Illustration of Digital Culture's Complex Networks

America in Legends Online and Off

ENGL 432 / HLG 321 / W 17:30 – 20:15 / Schedule

Pr. John Laudun / HLG 356 / W 14:30 – 16:30 & by appt / laudun@louisiana.edu

Course Description

The social transmission of knowledge is central to culture and to science, but the transmission process pays little heed to its contents, often placing more value on who shares as opposed to what is shared. The study of legends takes us increasingly online, but spillage from one arena to another is common, since social networks often bridge the gaps. America in Legends Online and Off introduces participants to the study of vernacular cultures. As an advanced course for undergraduates and a foundational course for graduate students, it attempts to address materials and dynamics in terms of rhetorical effectiveness, literary/generic structure, and cultural history. The theory used in this course is a mixture of folklore studies, information science, cultural studies, and network studies. The objects of study are those forms of cultural expression that pass through offline and online social networks.

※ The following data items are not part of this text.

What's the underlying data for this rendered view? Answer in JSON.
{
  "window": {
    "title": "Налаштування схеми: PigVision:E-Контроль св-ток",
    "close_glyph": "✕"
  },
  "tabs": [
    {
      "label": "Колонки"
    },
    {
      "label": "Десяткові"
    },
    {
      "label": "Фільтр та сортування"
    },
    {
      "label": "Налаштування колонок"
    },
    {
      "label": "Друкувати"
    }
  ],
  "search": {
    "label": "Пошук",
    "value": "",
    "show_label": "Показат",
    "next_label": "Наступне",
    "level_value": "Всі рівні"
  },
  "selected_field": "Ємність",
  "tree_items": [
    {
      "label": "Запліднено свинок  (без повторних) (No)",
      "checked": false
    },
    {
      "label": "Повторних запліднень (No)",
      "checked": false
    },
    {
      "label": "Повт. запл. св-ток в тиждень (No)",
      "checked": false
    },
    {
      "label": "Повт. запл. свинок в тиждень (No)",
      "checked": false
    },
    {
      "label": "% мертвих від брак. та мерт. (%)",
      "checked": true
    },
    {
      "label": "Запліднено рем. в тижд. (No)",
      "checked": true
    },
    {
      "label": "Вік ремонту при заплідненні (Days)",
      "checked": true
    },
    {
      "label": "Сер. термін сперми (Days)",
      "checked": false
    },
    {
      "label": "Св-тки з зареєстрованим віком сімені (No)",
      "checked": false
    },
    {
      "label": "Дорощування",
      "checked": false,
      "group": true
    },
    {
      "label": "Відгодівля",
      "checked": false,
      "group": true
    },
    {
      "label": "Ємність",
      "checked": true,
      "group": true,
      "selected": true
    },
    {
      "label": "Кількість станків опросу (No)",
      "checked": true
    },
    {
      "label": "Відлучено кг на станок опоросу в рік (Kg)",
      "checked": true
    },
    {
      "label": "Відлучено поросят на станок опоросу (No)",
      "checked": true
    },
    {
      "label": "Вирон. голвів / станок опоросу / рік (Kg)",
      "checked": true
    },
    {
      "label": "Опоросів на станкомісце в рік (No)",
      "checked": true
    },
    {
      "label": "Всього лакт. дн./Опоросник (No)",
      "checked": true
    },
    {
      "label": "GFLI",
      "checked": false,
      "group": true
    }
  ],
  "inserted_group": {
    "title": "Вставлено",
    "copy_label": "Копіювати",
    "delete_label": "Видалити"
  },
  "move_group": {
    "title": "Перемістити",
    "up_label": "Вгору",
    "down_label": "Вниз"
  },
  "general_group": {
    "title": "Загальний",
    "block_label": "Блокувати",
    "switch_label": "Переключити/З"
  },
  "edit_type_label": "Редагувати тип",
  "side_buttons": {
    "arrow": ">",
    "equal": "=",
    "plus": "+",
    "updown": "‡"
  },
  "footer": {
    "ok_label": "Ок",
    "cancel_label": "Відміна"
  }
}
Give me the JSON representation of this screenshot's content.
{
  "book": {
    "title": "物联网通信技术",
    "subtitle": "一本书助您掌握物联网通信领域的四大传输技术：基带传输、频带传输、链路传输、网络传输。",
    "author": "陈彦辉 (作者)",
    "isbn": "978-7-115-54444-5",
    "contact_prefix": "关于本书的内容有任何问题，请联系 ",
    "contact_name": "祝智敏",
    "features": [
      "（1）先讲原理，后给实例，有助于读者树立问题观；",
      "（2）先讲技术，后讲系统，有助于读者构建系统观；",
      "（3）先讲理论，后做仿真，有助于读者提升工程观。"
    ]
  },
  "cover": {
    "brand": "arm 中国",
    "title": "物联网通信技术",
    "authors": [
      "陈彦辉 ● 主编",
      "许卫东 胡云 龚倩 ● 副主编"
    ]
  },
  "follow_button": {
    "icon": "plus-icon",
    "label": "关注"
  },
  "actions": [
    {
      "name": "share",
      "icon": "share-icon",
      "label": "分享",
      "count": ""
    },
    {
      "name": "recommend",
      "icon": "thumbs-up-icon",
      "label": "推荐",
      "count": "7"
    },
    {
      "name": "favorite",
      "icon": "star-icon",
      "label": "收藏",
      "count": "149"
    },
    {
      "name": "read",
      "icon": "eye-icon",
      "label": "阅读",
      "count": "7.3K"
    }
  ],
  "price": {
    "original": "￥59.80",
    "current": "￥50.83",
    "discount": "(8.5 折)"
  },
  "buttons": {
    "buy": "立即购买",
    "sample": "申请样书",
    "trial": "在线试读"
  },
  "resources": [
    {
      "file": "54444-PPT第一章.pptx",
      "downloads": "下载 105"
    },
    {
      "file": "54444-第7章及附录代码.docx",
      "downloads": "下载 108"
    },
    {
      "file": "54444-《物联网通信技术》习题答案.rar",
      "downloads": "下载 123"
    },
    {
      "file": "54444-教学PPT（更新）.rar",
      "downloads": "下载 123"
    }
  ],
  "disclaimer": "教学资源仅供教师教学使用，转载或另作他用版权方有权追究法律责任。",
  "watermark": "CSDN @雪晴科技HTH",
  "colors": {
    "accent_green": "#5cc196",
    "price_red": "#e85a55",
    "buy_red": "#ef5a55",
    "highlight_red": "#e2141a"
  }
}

The goal of this course is to examine those materials as texts in and of themselves and to understand the sources, both structural and referential, upon which they draw. Social media is broadly imagined here: the course highlights that all media, first, have always been social, and that, second, the social world has always been mediated. Because of the personal nature of much of social media, participants in this course will need to have an open mind about the nature of meaning, and, just as importantly, about the varieties of human experience and perception. Some of the material in this course reveals the anxieties and fears, the prejudices and blindnesses, that humans too often carry with them and rarely communicate directly, instead embedding them in stories and assertions that manifest what are often tangled knots of things thought and/or felt. In some cases, the knots are not pretty.

Course Requirements

For matters of daily comportment and responsibility, please see The Essentials.

Texts

A great deal of the readings are scholarly in nature and will be available either as links to JSTOR and Project Muse or through the course’s Moodle site, either as PDFs or as links to sites. In addition to the on-line materials, there is at least one book required for this course.

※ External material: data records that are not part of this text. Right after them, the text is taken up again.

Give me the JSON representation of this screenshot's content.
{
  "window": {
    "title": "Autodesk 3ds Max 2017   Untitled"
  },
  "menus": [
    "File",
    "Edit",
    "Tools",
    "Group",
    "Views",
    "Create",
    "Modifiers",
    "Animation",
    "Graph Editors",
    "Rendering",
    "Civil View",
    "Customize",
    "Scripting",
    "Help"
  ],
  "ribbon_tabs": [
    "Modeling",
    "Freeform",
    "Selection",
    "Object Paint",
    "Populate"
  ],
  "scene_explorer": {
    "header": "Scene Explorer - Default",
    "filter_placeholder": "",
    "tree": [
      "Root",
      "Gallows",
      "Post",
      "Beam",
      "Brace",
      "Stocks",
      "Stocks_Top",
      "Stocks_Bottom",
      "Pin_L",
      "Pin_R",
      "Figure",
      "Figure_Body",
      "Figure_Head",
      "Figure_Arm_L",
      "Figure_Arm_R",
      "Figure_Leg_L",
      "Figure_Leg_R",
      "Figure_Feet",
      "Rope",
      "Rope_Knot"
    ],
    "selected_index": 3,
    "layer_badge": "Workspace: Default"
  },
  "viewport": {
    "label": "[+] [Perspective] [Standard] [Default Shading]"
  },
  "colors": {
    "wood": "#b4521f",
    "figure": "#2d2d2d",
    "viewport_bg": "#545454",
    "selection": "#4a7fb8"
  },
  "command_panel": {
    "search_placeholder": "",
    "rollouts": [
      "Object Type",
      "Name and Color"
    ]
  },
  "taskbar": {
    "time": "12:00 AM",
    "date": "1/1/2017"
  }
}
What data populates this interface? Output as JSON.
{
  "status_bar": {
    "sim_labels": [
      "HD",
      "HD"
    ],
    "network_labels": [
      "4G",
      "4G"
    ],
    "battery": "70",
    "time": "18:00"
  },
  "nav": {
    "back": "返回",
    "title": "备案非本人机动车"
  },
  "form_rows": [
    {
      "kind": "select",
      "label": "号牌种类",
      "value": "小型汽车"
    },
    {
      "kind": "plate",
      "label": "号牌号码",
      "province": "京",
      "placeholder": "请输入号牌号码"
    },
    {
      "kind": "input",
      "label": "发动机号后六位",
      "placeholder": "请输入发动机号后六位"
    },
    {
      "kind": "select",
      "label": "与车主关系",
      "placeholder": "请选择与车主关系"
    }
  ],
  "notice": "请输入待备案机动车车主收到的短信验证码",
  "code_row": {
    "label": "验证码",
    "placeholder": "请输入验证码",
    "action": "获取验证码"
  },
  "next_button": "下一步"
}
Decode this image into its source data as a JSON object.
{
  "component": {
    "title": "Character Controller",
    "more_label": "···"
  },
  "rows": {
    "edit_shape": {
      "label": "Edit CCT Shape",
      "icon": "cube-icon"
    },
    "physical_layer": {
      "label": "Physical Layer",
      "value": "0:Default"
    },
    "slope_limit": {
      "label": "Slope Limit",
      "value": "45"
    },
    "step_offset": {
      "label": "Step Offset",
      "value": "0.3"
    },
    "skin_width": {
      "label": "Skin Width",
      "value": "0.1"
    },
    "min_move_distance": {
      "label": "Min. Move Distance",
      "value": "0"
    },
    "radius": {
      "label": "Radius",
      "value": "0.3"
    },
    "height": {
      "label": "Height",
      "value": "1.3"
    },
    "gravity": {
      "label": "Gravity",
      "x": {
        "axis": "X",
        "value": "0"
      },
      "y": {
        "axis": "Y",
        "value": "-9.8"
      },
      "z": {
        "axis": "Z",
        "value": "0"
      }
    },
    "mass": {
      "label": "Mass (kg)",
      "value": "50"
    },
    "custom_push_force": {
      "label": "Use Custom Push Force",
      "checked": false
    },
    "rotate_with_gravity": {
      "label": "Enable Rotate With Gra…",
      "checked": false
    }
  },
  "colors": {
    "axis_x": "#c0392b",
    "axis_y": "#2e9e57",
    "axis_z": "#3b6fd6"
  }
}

Shifman, Limor. 2014. Memes in Digital Culture. MIT Press.

Please arrange to purchase the book through your preferred vendor. (Please make sure you have a complete version of the book and can access it readily.) Depending upon the make-up of the class and emergent interests, there may be a second book to purchase, so be sure to set aside a portion of your budget for that expense, in addition to the cost of printing other materials as needed.

Assignments

The assignment schedule for this course is simple:

Infrastructure

Students in this course will receive and submit assignments using either markdown-formatted plain text or LaTeX through GitHub. GitHub accounts are free, and will continue to be so after you leave university, unlike Microsoft 365. Moreover, version control is a central focus of most professional endeavors, and getting a better grasp of it, even if you are forced to go back to Track Changes in Word, is an essential part of your education in this course.

Institutional Necessities

One day, the University will create a central resource that collects stuff like this, but until then, they ask faculty to include things like this:

Emergency Evacuation Procedures

A map of this floor is posted near the elevator marking the evacuation route and “Designated Rescue Area.” Students who need assistance should identify themselves to the instructor.

Accessibility Services, Disability Services, & Other Helpful People

The university maintains a wide variety of services and centers designed to help students who have either ongoing or emergent needs. Please do not hesitate to contact Academic Support Services, and don’t be embarrassed to talk to me.